Кэй подошел к столу. На самом верху рекламного листка шел броский заголовок, написанный большими буквами:

«НАДЕЖНОЕ ЗАНЯТИЕ!

ЖИЗНЬ С КОМФОРТОМ!»

Остальной текст был набран более мелким шрифтом: «Предоставляется бесплатное обмундирование, питание и жилье. Устанавливается денежное содержание в соответствии с присвоенным званием. Выплачиваются и дополнительные виды вознаграждений, в том числе три премии в год!» Затем приводились подробные сведения по учебным программам.

— Не знаю, что там говорил твой отец, но считаю, что решать-то должен ты сам. Я предпочитаю брать на работу местных жителей, но за тебя меня просили и твой учитель, и двоюродный брат моей жены. Вот я и сделал исключение. Работаешь ты добросовестно, живешь у нас почти год, мы успели привыкнуть к тебе. И мне не по душе, что кто-то может тебя переманить.

Кэй понимающе кивнул.

— В прошлый Новый год ты был для нас еще новичок, поэтому новогодние премиальные мы выплатили тебе в минимальном размере. Но я решил в следующем месяце, ко дню поминовения усопших, выдать тебе полную премию. — Хозяин поднял на Кэя улыбающееся лицо.

— Благодарю, — поклонился Кэй со смешанным чувством признательности и неловкости.

— Однако я проголодался. Надо и поесть! — Хозяин энергично заработал ложкой.

Кэй повернулся и пошел положить себе еду. Вслед ему донеслись слова хозяина:

— Больше солдат, выше налоги! Больше солдат, ближе к войне!


Старика на холме что-то не было видно, и Кэй невольно забеспокоился. В минувшую пятницу дед не пришел, очевидно, из-за сильного ливня. Кэй был даже рад этому. В понедельник, на рассвете, ему пришлось срочно везти в больницу соседа по общежитию. У того оказался острый приступ аппендицита. К источнику послали в тот день другого водителя.

Первого августа Кэй, как обычно, выехал в рейс. Прошло уже больше недели со времени их последней встречи, и Кэй надеялся повидать старика. Однако тот опять не пришел. На обратном пути Кэй специально снизил скорость и внимательно осмотрел вершину холма, но там никого не было.

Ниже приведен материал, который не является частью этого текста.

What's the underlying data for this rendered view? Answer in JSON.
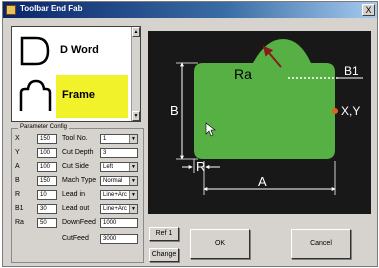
{
  "window": {
    "title": "Toolbar End Fab",
    "close_label": "X"
  },
  "shape_list": {
    "items": [
      {
        "label": "D Word",
        "icon": "d-shape-icon"
      },
      {
        "label": "Frame",
        "icon": "frame-shape-icon"
      }
    ],
    "selected": "Frame",
    "highlight_color": "#f2f22a"
  },
  "param_config": {
    "title": "Parameter Config",
    "left_fields": [
      {
        "label": "X",
        "value": "150"
      },
      {
        "label": "Y",
        "value": "100"
      },
      {
        "label": "A",
        "value": "100"
      },
      {
        "label": "B",
        "value": "150"
      },
      {
        "label": "R",
        "value": "10"
      },
      {
        "label": "B1",
        "value": "30"
      },
      {
        "label": "Ra",
        "value": "50"
      }
    ],
    "right_fields": [
      {
        "label": "Tool No.",
        "value": "1",
        "type": "select"
      },
      {
        "label": "Cut Depth",
        "value": "3",
        "type": "input"
      },
      {
        "label": "Cut Side",
        "value": "Left",
        "type": "select"
      },
      {
        "label": "Mach Type",
        "value": "Normal",
        "type": "select"
      },
      {
        "label": "Lead in",
        "value": "Line+Arc",
        "type": "select"
      },
      {
        "label": "Lead out",
        "value": "Line+Arc",
        "type": "select"
      },
      {
        "label": "DownFeed",
        "value": "1000",
        "type": "input"
      },
      {
        "label": "CutFeed",
        "value": "3000",
        "type": "input"
      }
    ]
  },
  "preview": {
    "background": "#181818",
    "shape_color": "#56b044",
    "arrow_color": "#8b1a1a",
    "labels": {
      "ra": "Ra",
      "b1": "B1",
      "b": "B",
      "r": "R",
      "a": "A",
      "xy": "X,Y"
    }
  },
  "buttons": {
    "ref": "Ref 1",
    "change": "Change",
    "ok": "OK",
    "cancel": "Cancel"
  }
}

«В тот день, когда шел дождь, старик не явился сам. В следующий раз он, очевидно, поджидал меня, но я не вышел в рейс. А вдруг все это как-то сказалось на душевном состоянии бедняги? — раздумывал Кэй. — Да, но ведь он так привязан к своему Кээцу, что вряд ли мог забыть о нем из-за двух несостоявшихся встреч…» По пути домой Кэй снова и снова продолжал строить различные предположения. Ему казалось, что могло произойти одно из трех: старик или спутал день, или забыл о своем Кээцу, или, наконец, заболел. Последнее было наиболее вероятным. Вряд ли старик мог позабыть о сыне. А если и спутал назначенный день, то это не сыграло бы никакой роли: похоже, что он приходил на холм ежедневно. Очевидно, старик почувствовал себя плохо и на этот раз не смог прийти. «Как бы не расхворался всерьез, — обеспокоенно подумал Кэй. В то же время он почувствовал некоторое облегчение: — Если дед больше не покажется, отпадет необходимость тянуть эту печальную историю».

В следующую поездку старик опять не появился. Но теперь наряду с чувством избавления в душе Кэя нарастала тревога.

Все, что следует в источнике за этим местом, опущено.